De acordo com o presidente do MURPI, há 1,2 milhões de pensionistas que sobrevivem no limiar da pobreza e a abrangência do Complemento Solidário para Idosos é parca: “É dado apenas a 200 mil pensionistas quando existem mais de 1.560.000 receber menos de 330 euros por mês”.

À volta, a sala continua, intermitente e vagarosa, a compor-se. O coro afina-se. O palanque está cheio, a ordem na luta vai começar a ser desenhada.

Um senhor alto, moreno, de bigode grisalho, faz-me sinal como quem tem um segredo para contar.

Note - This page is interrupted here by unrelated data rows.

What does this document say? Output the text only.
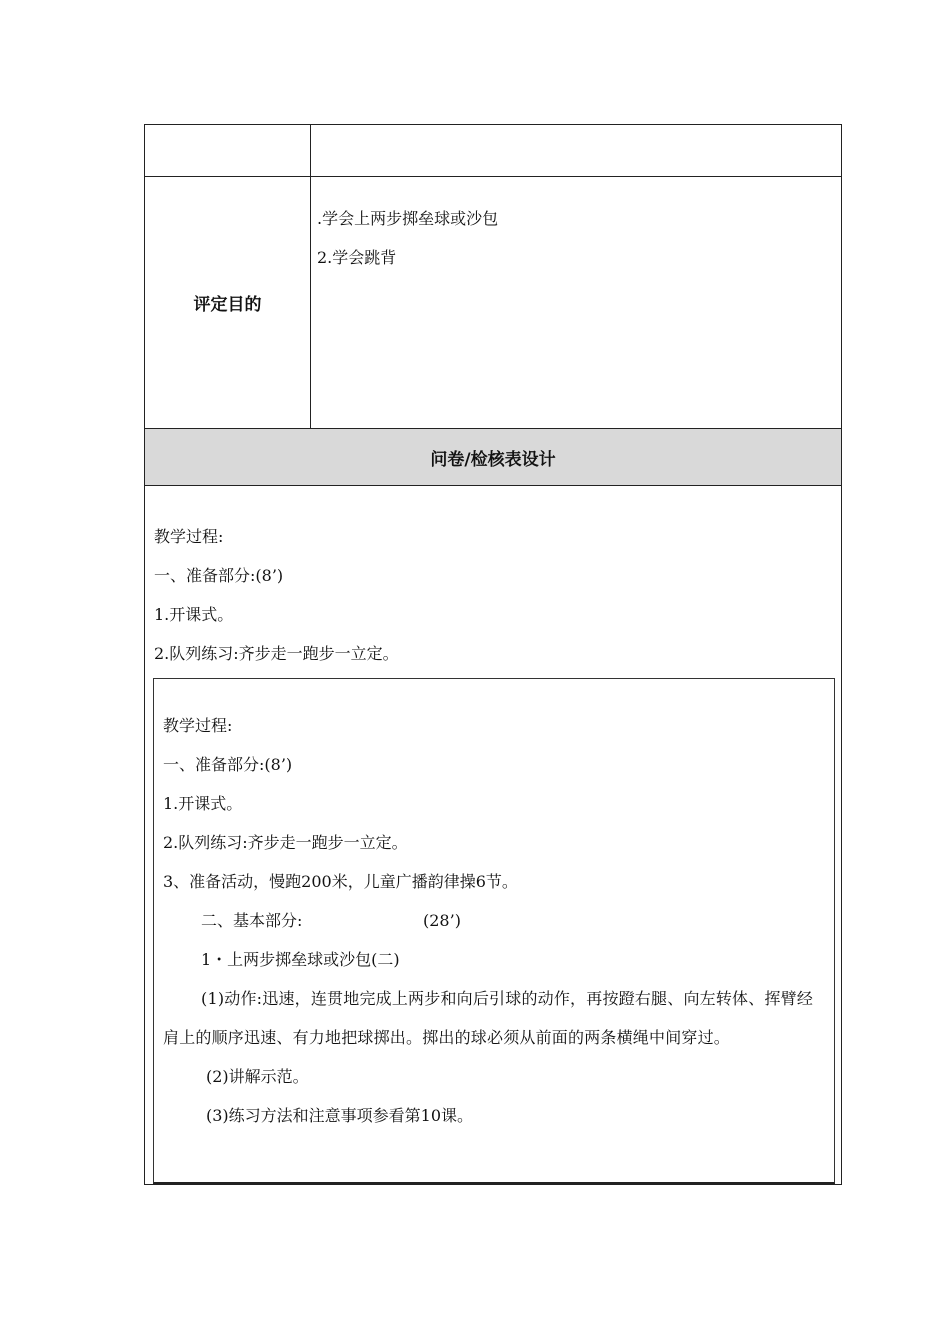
评定目的
.学会上两步掷垒球或沙包
2.学会跳背
问卷/检核表设计
教学过程:
一、准备部分:(8’)
1.开课式。
2.队列练习:齐步走一跑步一立定。
教学过程:
一、准备部分:(8’)
1.开课式。
2.队列练习:齐步走一跑步一立定。
3、准备活动，慢跑200米，儿童广播韵律操6节。
二、基本部分:	(28’)
1・上两步掷垒球或沙包(二)
(1)动作:迅速，连贯地完成上两步和向后引球的动作，再按蹬右腿、向左转体、挥臂经肩上的顺序迅速、有力地把球掷出。掷出的球必须从前面的两条横绳中间穿过。
(2)讲解示范。
(3)练习方法和注意事项参看第10课。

“Não é fácil organizar coisas com idosos, menina. Eles demoram muito a fazer uma fila, depois demoram a encontrar os lugares, demoram muito tempo a sentar-se e depois vai-se a ver e nem ouvem o que se diz... Desculpe o atraso, sim? No próximo congresso havemos de combinar ainda mais cedo”.

Quando chegarem todos ao pavilhão serão 400, a ordem na luta já terá sido posta, o coro estará a preparar-se para cantar e as inscrições para o almoço já estarão na posse da voluntária de saltos altos.

Saí antes. Nas escadas depois do pavilhão e ainda antes da rua vinham duas senhoras idosas, imensas de tão redondas e zonzas de tão perdidas.

Estão um bocadinho atrasadas. O pavilhão é depois destas escadas, à direita”, arrisquei.

“Já serviram os croquetes?”, pergunta a maior, num tom conforme às suas formas.

“Não vi croquetes em lado nenhum lá em cima”, respondi, envergonhada.

“Se não viu croquetes em lado nenhum quer dizer que ainda chegámos foi cedo demais!”